I'm wondering if Libra office can add accessibility features like offline speech to text and text to speech. I noticed the whisper model also not only does speech recognition but translation and it automatically entered grammar. You can find this at huging face https://huggingface.co/openai/whisper-large-v2 openai/whisper-large-v2. This will make Office Suite a lot more accessible for people with disabilities and it will also help with privacy if you can do speech recognition.
It'll also help with privacy if you could do speech recognition offline.
So, one request per bug report. Don't ask for "all sorts of accessibility features". If you want N features, open N bugs. Also - make all of them depend on the accessibility meta-bug, bug 101912. Now, about "offline speech to text" - what exactly do you mean by "offline"? Do you want LO to be able to import audio files, extracting the speech in them as text? If not - please be much more concrete in your description.
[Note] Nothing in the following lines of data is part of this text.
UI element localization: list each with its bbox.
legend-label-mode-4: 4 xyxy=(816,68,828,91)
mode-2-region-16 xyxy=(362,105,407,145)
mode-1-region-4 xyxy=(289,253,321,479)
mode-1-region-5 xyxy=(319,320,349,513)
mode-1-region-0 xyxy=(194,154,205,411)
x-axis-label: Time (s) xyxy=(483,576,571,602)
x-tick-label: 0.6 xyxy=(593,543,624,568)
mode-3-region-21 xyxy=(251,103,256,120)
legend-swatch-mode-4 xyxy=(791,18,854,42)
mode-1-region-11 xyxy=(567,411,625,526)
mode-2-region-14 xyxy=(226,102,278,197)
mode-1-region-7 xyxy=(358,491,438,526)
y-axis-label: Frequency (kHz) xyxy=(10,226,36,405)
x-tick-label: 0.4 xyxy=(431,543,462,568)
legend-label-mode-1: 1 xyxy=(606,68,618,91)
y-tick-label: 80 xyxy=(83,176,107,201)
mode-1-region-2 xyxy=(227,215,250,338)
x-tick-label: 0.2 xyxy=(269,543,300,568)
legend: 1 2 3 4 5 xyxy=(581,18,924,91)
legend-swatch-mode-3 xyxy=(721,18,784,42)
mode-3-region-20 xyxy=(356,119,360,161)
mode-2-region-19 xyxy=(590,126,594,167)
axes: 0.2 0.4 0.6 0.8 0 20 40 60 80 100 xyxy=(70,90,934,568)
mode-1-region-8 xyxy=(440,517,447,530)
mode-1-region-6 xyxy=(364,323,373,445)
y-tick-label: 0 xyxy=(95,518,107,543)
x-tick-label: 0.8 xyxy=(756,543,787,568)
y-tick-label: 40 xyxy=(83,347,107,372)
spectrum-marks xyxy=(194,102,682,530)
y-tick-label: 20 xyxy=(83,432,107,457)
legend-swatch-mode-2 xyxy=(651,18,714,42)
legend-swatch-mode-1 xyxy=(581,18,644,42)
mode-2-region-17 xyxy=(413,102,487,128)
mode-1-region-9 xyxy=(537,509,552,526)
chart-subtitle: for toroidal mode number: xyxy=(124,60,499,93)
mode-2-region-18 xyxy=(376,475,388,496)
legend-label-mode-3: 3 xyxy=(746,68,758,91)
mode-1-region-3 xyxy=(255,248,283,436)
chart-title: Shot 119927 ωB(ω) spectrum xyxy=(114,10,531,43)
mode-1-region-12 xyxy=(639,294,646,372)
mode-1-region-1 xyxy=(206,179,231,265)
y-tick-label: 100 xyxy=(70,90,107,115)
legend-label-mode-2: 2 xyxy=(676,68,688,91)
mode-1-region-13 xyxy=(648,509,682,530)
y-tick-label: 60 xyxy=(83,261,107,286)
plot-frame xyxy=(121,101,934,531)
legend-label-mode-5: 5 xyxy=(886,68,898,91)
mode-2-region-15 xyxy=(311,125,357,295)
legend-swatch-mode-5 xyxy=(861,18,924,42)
An OpenAI service would by nature not be implemented on the client system, but like the current LanguageTool hooks the project could pass control to an external processing service with published API. However, there is no UAA interface supporting speech-to-text nor text-to-speech, meaning any "handling" would need to be provided by extension of the os/DE--and for that there is no standard. Like LanguageTool's AI this would need to be done by extension--and any TDF dev effort to implement would be out of scope. Kind of wonder what the LanguageTool take on the Whisper OpenAI will be. IMHO => WF
A feature like what they have on Word where they have a mic icon and you can click on it and dictate into your microphone. Transcribing your speech. I was looking at different AI Models that could possibly handle this sort of task. I think with the increase in computing power, I could be mistaken but I don't think an API would be necessary. I think the calculations could be done on a users computer to do pretty accurate speech recognition. We see this is the past with programs like Dragon naturally speaking.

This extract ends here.